The building is within a 2.29-hectare (5.56 acres) site at Anderston Quay, next to the Kingston Bridge. Additionally, it is nearby to the International Financial Services District at the southern edge of the city centre, otherwise, it is surrounded by a number of mixed use developments such as offices, residential, hotel and ground floor commercial uses with the residential elements. A relatively narrow site, it is impacted upon by the Kingston Bridge from the northern most point to the southern point of the site, creating serious limitations for development opportunities on the eastern side of the site.
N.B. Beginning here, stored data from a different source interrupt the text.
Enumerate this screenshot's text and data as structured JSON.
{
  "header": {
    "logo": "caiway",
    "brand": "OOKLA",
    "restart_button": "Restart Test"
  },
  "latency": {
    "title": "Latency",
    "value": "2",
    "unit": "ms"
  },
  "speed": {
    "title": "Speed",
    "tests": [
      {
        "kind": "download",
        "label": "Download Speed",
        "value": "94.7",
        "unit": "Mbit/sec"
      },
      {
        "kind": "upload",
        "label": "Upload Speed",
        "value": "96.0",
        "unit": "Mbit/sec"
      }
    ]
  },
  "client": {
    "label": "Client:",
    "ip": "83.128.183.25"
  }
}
The design and structures of the adjacent developments surrounding the site were taken into consideration by developers prior to finalising applications for planning permission to Glasgow City Council, and have incorporated a new public park with a north-south pedestrian link providing improved pedestrian access to Glasgow City Centre.

==City Wharf Complex==

City Wharf will be a development of three buildings – Block A, B and C, with Block C being the largest structure on the site and therefore considered a focal point for the development. Upon its completion, it will become the second largest building in the city and be visible from various points across the city and become a prominent structure in the overall city skyline. Block A will consist of an 8 storey building providing purpose built student accommodation with a total of 491 beds consisting of 21% studio flats and 79% cluster flats.

Block B will be a 10 storey building, and Block C will be the main 27 storey skyscraper. Together, both buildings will provide 503 Built to Rent units consisting of 11% studios, 39% 1 bed apartments, 45% 2 bed apartments and 5% 3 bed apartments. 70% of Block A, 82% of Block B and 72% of Block C façade will consist of active frontages which include entrances, amenity spaces, stair cores, studios and cycle storage.